Around The Bluhmin’ Town
Judy Bluhm~ 4/8/2015
Are you ready? Yes, the “Big Tax Day” is lurking around the corner, Dear Readers. Just one week away. It’s either a day of pure anguish (empty your wallets) or great relief (quickly spend that check). Some folks are downright giddy about the big refund that they’re getting. The people who owe money to the IRS are usually the ones who are filing at the last minute, rushing to a post office hours before the stroke of midnight, feeling nauseated as they regrettably place the envelope with a huge check into the mailbox. Tax time seems to bring out the best, worst, cheapest, and greediest in We the People, who must file, claim, and pay.
Taxation rules can be quite goofy. And every single tax deduction that one might imagine has already been tried. Breast implants as a tax deduction? Of course! Well, that’s if you are in the “entertainment business.” Is the cost of joining a gym and eating healthy tax deductible? Sure, as long as your doctor has told you it is important to your health. What about cat food? Seems fair, if your cat is used to fend off mice that might be hazardous to your business, barn, or health. I like the guy in Phoenix who was able to deduct the cost of his built-in swimming pool. Used only for “health reasons” and not for fun.
Taxation also has a long history. A revolt almost occurred in England when in 1784 a “hat tax” was started. Lots of women went outside without their headgear, leading to utter chaos and “cultural decay.” That tax was promptly repealed. But what about the current tax on televisions in England? You must pay an annual fee for each telly you own! And if we think it is just our neighbors across The Pond who are nutty, what about the five percent tax in Pittsburg on anything that is considered “amusement” or entertainment? Not a very amusing tax! And in New York City how do you like your bagels? Because if they are sliced for you, then they will be taxed once as food, and again as prepared food, leading to the “sliced bagel tax.” New Yorkers, get a sharp knife!
Maine has a special tax on blueberries, so I am glad I don’t live there because I would hate to have to ration my berries! Do you like your pumpkins eaten or just carved for Halloween? Because in New Jersey and Iowa, if you are buying a pumpkin to put in pie, you will not be taxed.
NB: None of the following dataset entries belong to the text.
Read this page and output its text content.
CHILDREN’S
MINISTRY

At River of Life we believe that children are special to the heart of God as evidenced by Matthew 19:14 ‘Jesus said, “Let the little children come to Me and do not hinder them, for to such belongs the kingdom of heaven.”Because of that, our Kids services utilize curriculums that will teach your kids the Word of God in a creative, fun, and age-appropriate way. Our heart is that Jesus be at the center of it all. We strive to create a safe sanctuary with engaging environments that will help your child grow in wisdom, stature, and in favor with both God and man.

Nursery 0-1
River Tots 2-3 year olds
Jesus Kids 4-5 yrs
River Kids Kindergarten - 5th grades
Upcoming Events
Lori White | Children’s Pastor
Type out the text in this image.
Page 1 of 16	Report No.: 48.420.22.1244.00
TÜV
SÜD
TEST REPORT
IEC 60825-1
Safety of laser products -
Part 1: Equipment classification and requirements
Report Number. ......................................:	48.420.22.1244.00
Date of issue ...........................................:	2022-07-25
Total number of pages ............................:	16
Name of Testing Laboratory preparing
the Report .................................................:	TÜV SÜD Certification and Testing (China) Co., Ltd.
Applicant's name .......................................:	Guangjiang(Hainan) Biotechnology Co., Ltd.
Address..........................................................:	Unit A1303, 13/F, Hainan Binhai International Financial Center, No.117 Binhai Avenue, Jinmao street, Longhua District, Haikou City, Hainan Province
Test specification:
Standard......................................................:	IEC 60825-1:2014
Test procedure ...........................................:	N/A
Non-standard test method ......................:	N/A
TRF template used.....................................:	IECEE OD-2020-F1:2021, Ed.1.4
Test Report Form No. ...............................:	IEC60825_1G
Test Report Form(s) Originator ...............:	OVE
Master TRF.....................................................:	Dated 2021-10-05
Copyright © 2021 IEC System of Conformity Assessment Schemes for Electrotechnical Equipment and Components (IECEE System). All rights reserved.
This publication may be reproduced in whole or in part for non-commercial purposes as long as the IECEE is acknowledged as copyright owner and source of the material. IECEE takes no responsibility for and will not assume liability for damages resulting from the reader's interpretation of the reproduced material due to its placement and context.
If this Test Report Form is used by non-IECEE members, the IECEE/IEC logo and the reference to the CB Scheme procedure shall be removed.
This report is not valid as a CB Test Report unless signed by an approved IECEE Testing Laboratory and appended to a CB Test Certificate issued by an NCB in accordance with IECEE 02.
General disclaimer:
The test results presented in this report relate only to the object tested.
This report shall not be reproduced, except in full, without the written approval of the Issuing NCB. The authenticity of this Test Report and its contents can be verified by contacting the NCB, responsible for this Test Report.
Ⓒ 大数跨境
Carving a face in your jack-o-lantern means you pay a tax. Do they have “pumpkin police?” Oh, and in California, if you buy fresh fruit from a vending machine (is that possible?) you may pay a 33 percent tax! Yikes, no wonder those machines are intended for candy! My favorite law is that if you live in New Mexico and are 100 years old, you are finally tax-exempt. Good things happen to those who wait!
Evidently, a whole bunch of taxpayers have a pretty good sense of humor. The Internal Revenue Service reports that a small percentage of checks they receive each year have “funny” things written on them. Many people keep the acronym “IRS,” then spell out what they’re really thinking. Hey, I would never have the nerve to write, “Internal Revenue Sucks” on my check! What about “I’m Really Sad,” which I think is much better than “Internal Rear Sores.” Ouch! “Insensitive Rip-off Scoundrels” sounds good to me. Oops, only kidding! What are these people thinking? I’ll bet an audit is going to be in their future. However, the agents at the IRS say they just have a good laugh – then cash the checks.
A survey conducted by Yahoo Finance reveals that thirty-six percent of Americans say that they “cheat a little” on their taxes. This means the “harmless” padding of gas mileage to the blatant making up of write-offs that don’t exist. One agent for the IRS has been quoted as saying that ten percent of tax returns are “fiction” and ten percent of all tax returns are “fantasy.” Now hold on, isn’t that implying that we’re a bunch of cheats and liars? One psychologist from Stanford who studies “tax time psychosis,” reveals that many people experience real “emotional breakdowns” during the months of March and April
A woman in Phoenix divorced her husband and found out afterwards that they owed $100,000 in back taxes to the IRS! For years, her husband would file their taxes and say, “Honey, sign here.” A survey conducted by a major tax preparation group claims that thirty percent of all married couples operate this way. Either the husband or the wife is “involved” in preparing the taxes, and the spouse just “signs on the lines.” It’s a pretty shrill wake-up call when you realize that the government doesn’t accept that you “didn’t know what you were signing.” What’s the woman in Phoenix doing about it? She was arrested for assault.
Some people can be pushed over the edge of the ledger when it comes to paying taxes. Experiencing tax-time psychosis? Cheating? From fiction to fantasy, it’s one hell of a ride around April 15. Heck, we’re about to survive another year! If you’re an accountant, get some rest. If you’re getting a refund, spend it quietly and don’t brag. Some poor taxpayer may wring your neck, due to “emotional distress.”
If you had to (or will have to) write a big check to the government, why not be happy. It is how our country operates – on our money. So let’s make a toast – to “Intense Reality Shock,” or whatever makes you smile. “Tax Day” is almost over, so let the fiction and fantasies begin!